Before its gene therapy is used in a clinical trial, Genable will also have to meet good manufacturing practices, or GMP, to ensure that the treatment qualifies for use in humans. The company has partnered with Spark Therapeutics, which is currently conducting a Phase III clinical trial of a gene therapy for Leber congenital amaurosis (LCA) caused by RPE65 mutations. Genable will use Spark’s manufacturing system to produce an adeno-associated virus, or AAV, for gene delivery into the retinal cells. AAVs have performed safely and effectively over the last six years in a number of clinical trials for retinal-disease treatments.

“Spark is one of the best groups in the world for doing this,” says Loveridge. “Their gene therapy originally came from Jean Bennett at The Children’s Hospital of Philadelphia, and they have an excellent track record. They have a lot of experience developing ocular gene therapies, and we can benefit from their clinical expertise as well.”

However, developing a gene therapy for autosomal dominant retinitis pigmentosa (adRP) presents a technical hurdle that has yet to be cleared in the clinic. Most retinal gene therapies currently in human studies are for autosomal recessive conditions, in which a mutated gene results in an insufficient amount of protein. Simply replacing the gene corrects the problem. But in adRP caused by RHO mutations, the mutated gene leads to the production of a toxic protein. Treatment will likely require a two-step process: Shutting down the mutated RHO and replacing it.

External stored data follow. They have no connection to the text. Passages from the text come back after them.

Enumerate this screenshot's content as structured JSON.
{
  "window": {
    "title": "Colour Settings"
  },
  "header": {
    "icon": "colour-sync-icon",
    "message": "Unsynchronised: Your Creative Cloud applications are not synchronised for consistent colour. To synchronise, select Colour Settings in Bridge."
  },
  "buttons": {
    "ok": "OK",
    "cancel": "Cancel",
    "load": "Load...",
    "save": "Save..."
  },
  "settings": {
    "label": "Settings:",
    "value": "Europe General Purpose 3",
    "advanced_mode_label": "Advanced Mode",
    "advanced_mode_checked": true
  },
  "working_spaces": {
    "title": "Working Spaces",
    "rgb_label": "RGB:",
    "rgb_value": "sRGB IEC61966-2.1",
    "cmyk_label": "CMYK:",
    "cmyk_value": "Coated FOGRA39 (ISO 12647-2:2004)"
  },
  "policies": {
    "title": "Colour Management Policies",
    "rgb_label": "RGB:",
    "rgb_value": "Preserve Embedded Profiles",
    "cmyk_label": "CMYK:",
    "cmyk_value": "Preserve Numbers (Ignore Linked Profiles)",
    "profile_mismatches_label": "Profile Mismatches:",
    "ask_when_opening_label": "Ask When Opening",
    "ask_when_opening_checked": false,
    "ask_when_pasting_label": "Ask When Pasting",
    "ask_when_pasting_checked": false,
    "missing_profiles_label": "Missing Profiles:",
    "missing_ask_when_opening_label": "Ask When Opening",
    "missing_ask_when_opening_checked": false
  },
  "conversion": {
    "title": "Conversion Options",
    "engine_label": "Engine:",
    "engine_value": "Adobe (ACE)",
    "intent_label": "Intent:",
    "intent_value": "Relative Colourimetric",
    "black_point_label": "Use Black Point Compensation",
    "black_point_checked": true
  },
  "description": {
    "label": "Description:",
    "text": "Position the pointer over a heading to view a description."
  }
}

Development of GT038 began 10 years ago and was performed by Jane Farrar, Ph.D., Paul Kenna, Ph.D., and their colleagues at Trinity College Dublin. “To date, Genable has shown that its novel and proprietary approach of using suppression and replacement works in mouse models of the disease,” Loveridge explains. “And, now, we have formulated the final drug candidate, GT038, which will go into humans.”

The Foundation Fighting Blindness funded early GT038 research, and, today, its chief researcher officer, Stephen Rose, Ph.D., serves Genable in a consultative capacity. Patricia Zilliox, Ph.D., the chief drug development officer at the Foundation’s Clinical Research Institute, also provides the company with insights into the clinical development of GT038. “Now that we are moving toward the clinic, we have been speaking a lot with Patricia and Steve,” Loveridge says. “They’ve been very helpful to us, providing extensive expertise and advice. Patricia has been involved in clinical ophthalmology for a long time. It is invaluable to have access to her experience and knowledge.”